How Nabu Evaluates Research

Cite as: Nabu Science (2026). Nabu Evaluation Framework v1.0. nabu.science/methodology

Have a methodologist’s eye? We’d like to hear from you. - submit feedback →

Validation Highlights

Validation corpus. Numbers update as the expanded corpus completes.

1. Abstract

Nabu evaluates research papers on intrinsic merit - Quality, Reliability, and Impact Potential - benchmarked against the standard in the paper’s field and methodology type. It evaluates blinded to publication venue, citation count, or other proxies.

Quality is scored against the 4C framework (Contribution, Craft, Clarity, Context) by blinded AI-Human hybrid reviewers per paper, with adjudicated scoring and documented rationale per component. A separate Reliability rating (Red / Amber / Green) flags concerns - methodological, statistical, or post-publication - that could change how the findings should be interpreted. A separate Impact Potential score captures likely real-world significance and translation. The three signals are never blended.

The framework is rubric-driven by design: explicit criteria, field-specific calibration anchors, and component-level scoring keep AI judgments evidence-bound and surface insufficient-information cases rather than guessing through them.

The framework has been tested four ways against an initial validation corpus (sampled across OECD Fields of Science): critique quality benchmarked against expert human reviews, blind detection of retracted work, inter-rater reliability and decision-divergence from the journal-prestige default. The Nabu evaluation ranks slightly better than the best human reviewers on average (6.1 vs 5.0 for best human review; none worse than human reviewers (<4); n=50); reaches inter-rater reliability (ICC2) of 0.81 (n=400+); and blinded flagged 85%+ of retracted papers in the bottom two quality tiers (n=50). Details below.

2. Methodology

Every paper is evaluated on three independent signals: Quality, Reliability, and Impact Potential. Each draws on the same evaluation pipeline, with criteria calibrated to the paper’s methodology type and field of science. The three signals are scored, displayed, and reasoned about separately - never blended into a single number.

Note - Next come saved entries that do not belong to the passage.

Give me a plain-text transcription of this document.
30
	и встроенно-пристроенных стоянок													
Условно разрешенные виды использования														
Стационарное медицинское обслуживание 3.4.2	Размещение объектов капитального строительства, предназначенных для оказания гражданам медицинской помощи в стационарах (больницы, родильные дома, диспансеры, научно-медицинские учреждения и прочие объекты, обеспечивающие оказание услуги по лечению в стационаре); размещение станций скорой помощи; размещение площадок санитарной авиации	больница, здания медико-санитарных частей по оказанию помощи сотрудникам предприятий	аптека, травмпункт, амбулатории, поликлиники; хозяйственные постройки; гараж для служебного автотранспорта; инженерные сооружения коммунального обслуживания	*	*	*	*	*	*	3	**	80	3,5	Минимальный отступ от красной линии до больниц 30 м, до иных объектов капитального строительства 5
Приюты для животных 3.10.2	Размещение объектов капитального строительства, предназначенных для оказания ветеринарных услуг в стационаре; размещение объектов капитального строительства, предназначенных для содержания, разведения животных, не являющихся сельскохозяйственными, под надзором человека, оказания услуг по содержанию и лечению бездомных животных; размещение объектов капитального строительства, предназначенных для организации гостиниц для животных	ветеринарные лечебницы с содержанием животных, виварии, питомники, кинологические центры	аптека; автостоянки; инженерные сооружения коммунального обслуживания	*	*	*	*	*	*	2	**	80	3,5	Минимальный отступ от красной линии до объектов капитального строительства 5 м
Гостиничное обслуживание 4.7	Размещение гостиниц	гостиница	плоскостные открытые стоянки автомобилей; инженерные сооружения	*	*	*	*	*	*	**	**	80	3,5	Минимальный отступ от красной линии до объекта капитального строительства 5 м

2.1 Quality (4C) Framework

The Quality score is built from four weighted dimensions. Each dimension is scored holistically against a set of guiding criteria rather than many individually scored sub-components.

  • Contribution · 25%

    Does this paper move the field forward?

  • Craft · 45%

    Is the methodology sound for the question asked?

  • Clarity · 10%

    Is the work clearly and precisely told?

  • Context · 20%

    Is the scope of the conclusions defensible?

Quality score calibration

Score rangeWhat the paper looks like
4.4 - 5.0ExceptionalReference-quality work with strong evidence across dimensions.
3.8 - 4.3Very GoodClearly strong work with limited, non-fundamental weaknesses.
3.0 - 3.7SolidCapable work with identifiable strengths and some meaningful gaps.
2.0 - 2.9WeakMinimum threshold met; notable concerns reduce confidence.
0.0 - 1.9PoorFundamental concerns that materially limit reliability.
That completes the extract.